Equipamentos e tecnologias presentes
O novo RAV4 surge com um bom conjunto de itens na versão topo de linha, que adiciona recursos como bancos traseiros com aquecimento, head-up display e teto solar panorâmico. Embora alguns desses elementos possam não justificar o preço de R$ 350 mil, os avanços na segurança e tecnologia chamam atenção, com câmera 360 graus, farol alto adaptativo e sensor de chuva disponíveis.
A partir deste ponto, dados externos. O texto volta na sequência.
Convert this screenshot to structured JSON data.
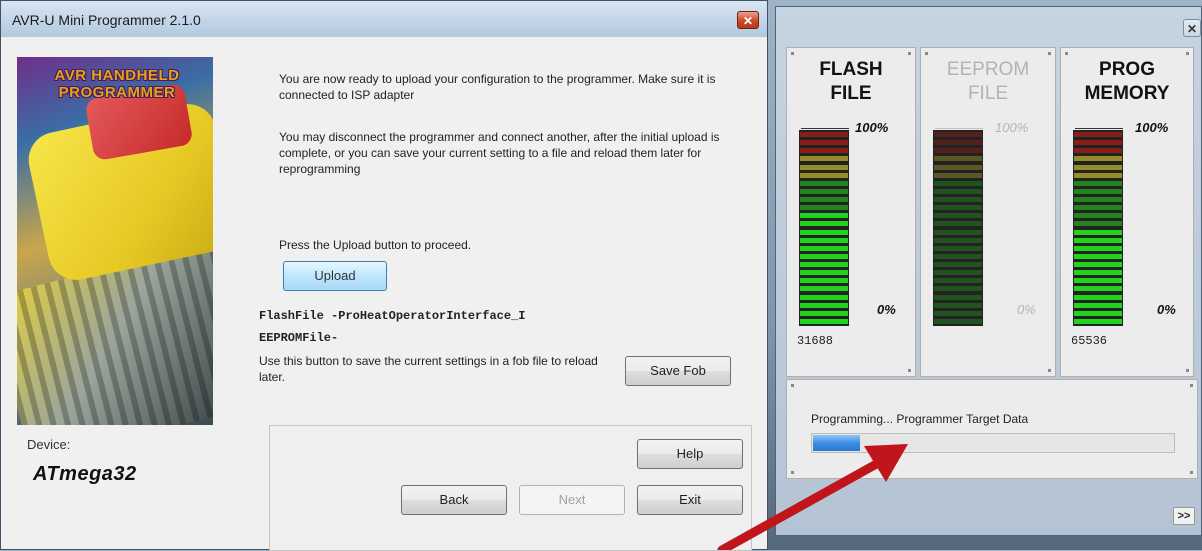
{
  "main_window": {
    "title": "AVR-U Mini Programmer 2.1.0",
    "close_label": "✕",
    "image_caption": "AVR HANDHELD PROGRAMMER",
    "paragraph1": "You are now ready to upload your configuration to the programmer. Make sure it is connected to ISP adapter",
    "paragraph2": "You may disconnect the programmer and connect another, after the initial upload is complete, or you can save your current setting to a file and reload them later for reprogramming",
    "press_text": "Press the Upload button to proceed.",
    "upload_label": "Upload",
    "flash_file_line": "FlashFile -ProHeatOperatorInterface_I",
    "eeprom_file_line": "EEPROMFile-",
    "save_text": "Use this button to save the current settings in a fob file to reload later.",
    "save_fob_label": "Save Fob",
    "device_label": "Device:",
    "device_value": "ATmega32",
    "help_label": "Help",
    "back_label": "Back",
    "next_label": "Next",
    "exit_label": "Exit"
  },
  "secondary_window": {
    "close_label": "✕",
    "meters": [
      {
        "title_line1": "FLASH",
        "title_line2": "FILE",
        "max_label": "100%",
        "min_label": "0%",
        "count": "31688",
        "active": true,
        "fill_fraction": 0.58
      },
      {
        "title_line1": "EEPROM",
        "title_line2": "FILE",
        "max_label": "100%",
        "min_label": "0%",
        "count": "",
        "active": false,
        "fill_fraction": 0
      },
      {
        "title_line1": "PROG",
        "title_line2": "MEMORY",
        "max_label": "100%",
        "min_label": "0%",
        "count": "65536",
        "active": true,
        "fill_fraction": 0.48
      }
    ],
    "progress_label": "Programming... Programmer Target Data",
    "progress_fraction": 0.13,
    "expand_label": ">>"
  },
  "colors": {
    "arrow": "#c0151a",
    "seg_green": "#22d41e",
    "seg_yellow": "#f2e631",
    "seg_red": "#d81d14"
  }
}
Design e interior com foco na simplicidade e funcionalidade
Internamente, o RAV4 privilegia a usabilidade e sensação de segurança, evitando tendências de design exageradas. O painel central possui comandos grandes e intuitivos que controlam modos de condução, câmeras e assistente de descida. Apesar de manter uma alavanca tradicional para o câmbio, o volante inclui botões simples e práticos para o motorista.
O sistema de ar-condicionado é ajustável via tela, cujos controles permanecem visíveis constantemente, enquanto a versão SX conta com GPS integrado e display maior. O espaço para passageiros no banco traseiro é satisfatório, com saídas de ar e boa visibilidade, mas não há opção de sete lugares, o que pode desagradar alguns compradores.
O porta-malas inclui abertura elétrica e, na versão topo, o mecanismo autoabre ao detectar o movimento do pé sob o para-choque.
Visual externo com linhas angulares e esportivas
O design do novo RAV4 passa por uma renovação com traços mais marcantes e agressivos, contrastando com o modelo anterior, que tinha aparência mais arredondada. O capô apresenta vincos pronunciados, o para-choque dianteiro exibe cortes acentuados e a grade frontal parece perfurada com golpes precisos, conforme a linguagem visual descrita pela Toyota como “hammerhead” (cabeça de martelo).
Nas laterais, o visual continua afiado, complementado por rodas de 20 polegadas que reforçam seu caráter esportivo. A traseira mantém uma estética mais discreta, com lanternas internas recortadas. As dimensões do SUV quase não mudaram, apenas a altura aumentou em 1 cm.
Desempenho e tecnologia híbrida aprimorada
O veículo mantém o excelente entrosamento entre motor a combustão, câmbio e motores elétricos em um sistema híbrido full que atinge agora 239 cavalos de potência combinada, um aumento em relação aos 222 cv anteriores. Essa é a quinta geração do sistema híbrido da Toyota. Conforme o Inmetro, o consumo em estrada é de 14,1 km/l, mas em testes realizados, o RAV4 conseguiu média próxima a 16 km/l.
A cabine é bem isolada acusticamente, a direção transmite as informações necessárias sem hesitar diante dos sistemas de assistência, como controle de faixa e alerta de ponto cego. A condução mostra a maturidade adquirida pela Toyota após anos refinando este modelo.
Capacidade off-road com assistência eletrônica
Em uma experiência de uso, o SUV enfrentou uma descida íngreme e escorregadia, semelhante a uma trilha lamacenta, na qual as rodas começaram a perder aderência e o veículo começou a desviar da trajetória. O motorista agiu com delicadeza ao frear; o assistente de descida, controlado por um botão acessível, entrou em ação, freando cada roda individualmente.
Com isso, o RAV4 conseguiu descer suavemente a ladeira em torno de 10 km/h, mantendo o alinhamento e estabilidade. Esse tipo de tecnologia é valorizado por oferecer auxílio sem interferências indesejadas quando não necessária.
Conclusão
Com um conjunto robusto, boa relação custo-benefício e uma estratégia clara para se posicionar frente ao avanço das marcas chinesas, a Toyota mostra confiança em dobrar as vendas do RAV4 no Brasil, mesmo abrindo mão da tecnologia plug-in. A marca confia que seu público-alvo continuará preferindo o SUV, devido à combinação de qualidade, tecnologia e estilo oferecidos.